But one of things that I keep coming back to with my memories and musings is what an ordinary extraordinary man he was. For Jim, politics was first and foremost about people. At the heart of his career and everything he did in public life, was a strong sense of compassion.
Jim approached every decision in public life through the lens of what would it mean for the people he represented. At the height of the often lonely battles of the 1980s against Rogernomics, Jim told me he was driven by stories he saw of people he knew in his community, including people on his electorate committee who lost their jobs, and along with it their hope and their dignity.
Politics never seemed overly theoretical or complicated for Jim. Rather, he was a man who had a hardwired political compass that knew right from wrong. What mattered to him was what happened to people - to their lives and their aspirations.
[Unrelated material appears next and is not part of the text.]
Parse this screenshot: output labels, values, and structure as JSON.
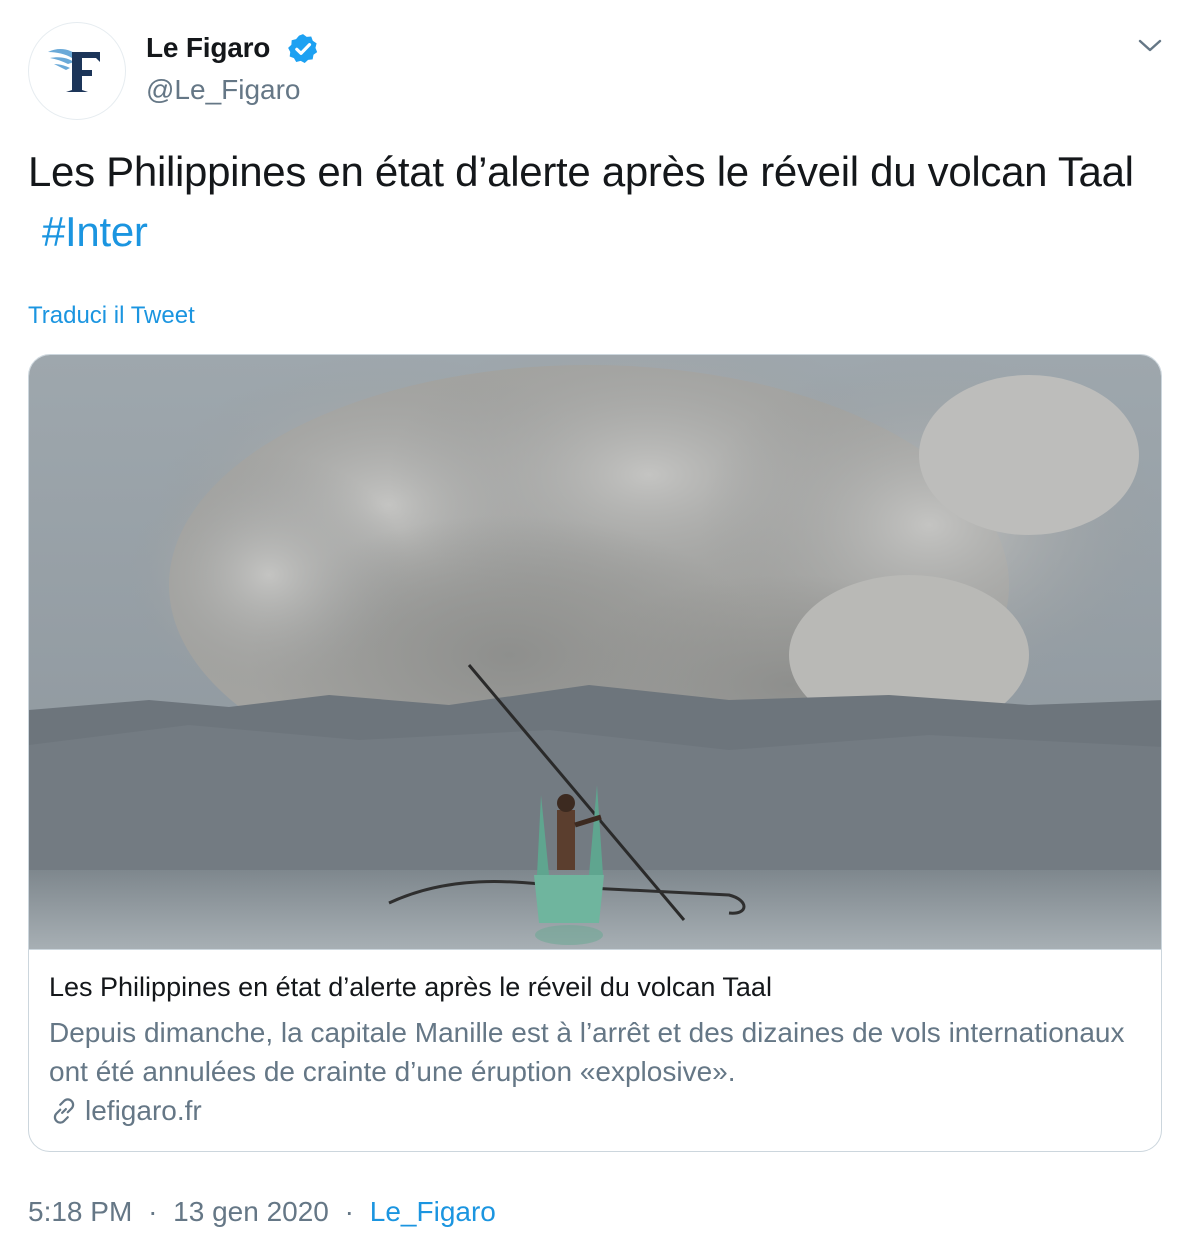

Jim became my local MP when I was nine years old. I can still vividly remember watching him hold a street corner meeting outside our house in 1984. I was curious and captivated by what I saw. Growing up in 1980s South Christchurch, it seemed to me that there was a magical figure that if something went wrong people went and saw him and he fixed it.
When the Christchurch City Council wanted to chop down the trees in our street, my mother and some of the neighbours called in Jim. The trees remained. He didn’t treat that small local issue any differently to how he treated major events like setting up KiwiBank. All politics were local for Jim.